Walked into a coffee shop and ordered a cup
The girl says "small, medium, large?"
I say "bitch I don't give a fuck"
She said "I can't process your order if you don't pick a size"
I said "fine, I'll take a large, but I still don't give a fuck, alright?"
Don't give a fuck about beverage size options motherfucker
And I don't give a fuck about liquids either
They're all wet and shit and tend to spill all over the place
Like human semen when I get it all over my face
I'm not gay, I just don't give a fuck about straight sex
And fuck my dick, I'll pee and cum out of my mouth instead.
Fuck biological functions, fuck the human body
I prefer the body of a bat with the head of a coyote
I call myself batyodie and I fight crime at night
I know its similar to batman but motherfuck copyright
I plagiarize all the time, I do it everyday
Cause I'm on the right track baby, I was born this way

And fuck birth, entering the world of space & time is a bitch
Searching for purpose in the random universe sucks dick
Is it deterministic or am I free to choose my way
Did I choose to not give a fuck about ice cube trays
If I want ice I'll go to the fucking corner store and buy a bag
Filling you up and waiting for the water to freeze is a motherfucking drag
You know what? Fuck the word fuck, I don't need to use it
I'll replace it with the word chainsaw for this chorus

(I don't a give a chainsaw...)
About anything, chainsaw everyone and chainsaw everything, what
(I don't give a chainsaw...)
I literally don't give a chainsaw about anything

If there was a contest to see who doesn't give a fuck the most
I wouldn't win cause I don't give a fuck about winning yo
I don't even give a fuck about not giving a fuck,
so I do give a fuck... wait, what?

(I give a fuck...)
About everything, I love everyone and care about everything
(I give a fuck...)
I literally care about every motherfucking thing

"Venti" does NOT mean large

Psychologic says...

Trying to make customers use your lingo is not good customer service.
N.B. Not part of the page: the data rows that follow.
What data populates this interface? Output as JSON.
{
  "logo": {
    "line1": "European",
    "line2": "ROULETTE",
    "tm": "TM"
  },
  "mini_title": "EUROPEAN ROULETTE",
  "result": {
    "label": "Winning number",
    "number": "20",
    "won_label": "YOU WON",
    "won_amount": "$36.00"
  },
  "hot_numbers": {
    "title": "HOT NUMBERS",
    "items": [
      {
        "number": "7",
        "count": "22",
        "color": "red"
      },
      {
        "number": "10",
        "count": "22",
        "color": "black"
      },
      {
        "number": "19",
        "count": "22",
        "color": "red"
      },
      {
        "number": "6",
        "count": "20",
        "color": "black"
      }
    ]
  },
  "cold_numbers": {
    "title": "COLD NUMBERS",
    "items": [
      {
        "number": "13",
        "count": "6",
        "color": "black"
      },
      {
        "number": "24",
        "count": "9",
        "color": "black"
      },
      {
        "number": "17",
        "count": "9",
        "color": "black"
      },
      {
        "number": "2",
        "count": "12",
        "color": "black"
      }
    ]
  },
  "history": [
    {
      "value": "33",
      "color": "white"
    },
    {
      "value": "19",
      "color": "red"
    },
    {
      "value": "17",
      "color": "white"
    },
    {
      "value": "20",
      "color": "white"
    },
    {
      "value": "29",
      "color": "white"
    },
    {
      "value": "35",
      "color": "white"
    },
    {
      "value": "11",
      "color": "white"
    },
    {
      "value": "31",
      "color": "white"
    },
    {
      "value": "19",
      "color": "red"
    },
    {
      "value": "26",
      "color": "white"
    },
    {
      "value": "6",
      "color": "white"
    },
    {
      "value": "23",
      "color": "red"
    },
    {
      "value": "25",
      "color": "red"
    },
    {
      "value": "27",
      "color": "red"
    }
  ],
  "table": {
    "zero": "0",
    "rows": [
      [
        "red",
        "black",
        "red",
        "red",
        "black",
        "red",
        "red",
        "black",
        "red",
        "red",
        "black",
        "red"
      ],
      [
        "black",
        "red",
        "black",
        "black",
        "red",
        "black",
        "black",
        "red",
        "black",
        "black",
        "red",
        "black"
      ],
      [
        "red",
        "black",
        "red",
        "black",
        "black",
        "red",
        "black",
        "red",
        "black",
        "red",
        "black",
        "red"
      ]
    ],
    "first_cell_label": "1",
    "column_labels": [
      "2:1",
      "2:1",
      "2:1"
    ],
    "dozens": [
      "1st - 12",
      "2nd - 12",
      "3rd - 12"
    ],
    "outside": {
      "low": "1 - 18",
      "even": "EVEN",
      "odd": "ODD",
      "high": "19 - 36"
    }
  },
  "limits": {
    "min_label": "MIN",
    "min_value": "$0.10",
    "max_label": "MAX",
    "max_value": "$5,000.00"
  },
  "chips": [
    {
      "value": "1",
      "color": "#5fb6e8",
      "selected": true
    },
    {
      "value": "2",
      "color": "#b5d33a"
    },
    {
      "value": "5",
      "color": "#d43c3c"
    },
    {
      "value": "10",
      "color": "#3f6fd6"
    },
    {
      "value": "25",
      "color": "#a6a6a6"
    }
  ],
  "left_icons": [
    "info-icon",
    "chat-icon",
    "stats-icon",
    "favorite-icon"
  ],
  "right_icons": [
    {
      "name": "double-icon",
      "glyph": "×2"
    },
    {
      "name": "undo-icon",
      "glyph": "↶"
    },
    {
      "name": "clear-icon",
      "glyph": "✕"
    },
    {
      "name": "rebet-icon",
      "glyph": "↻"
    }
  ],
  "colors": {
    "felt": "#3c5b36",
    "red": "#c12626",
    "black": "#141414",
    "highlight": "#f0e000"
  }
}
At an airport once I tried to order a "small" drink at some fast food place (Burger King I think) and was told that they didn't carry that size, just "medium, large, and extra large."

I ended up paying them in pennies, just in case they needed "medium" change.

Small is tall (Stupid fucking $tarbu¢ks sizes)

Skeeve says...

A friend of mine has made it a point, when ordering at Starbucks, to order a "large" and when the server says "venti" he reminds them we aren't in Italy.

Personally, I'll stick with Tim Horton's - Small, Medium, Large and Extra-Large - nice and simple.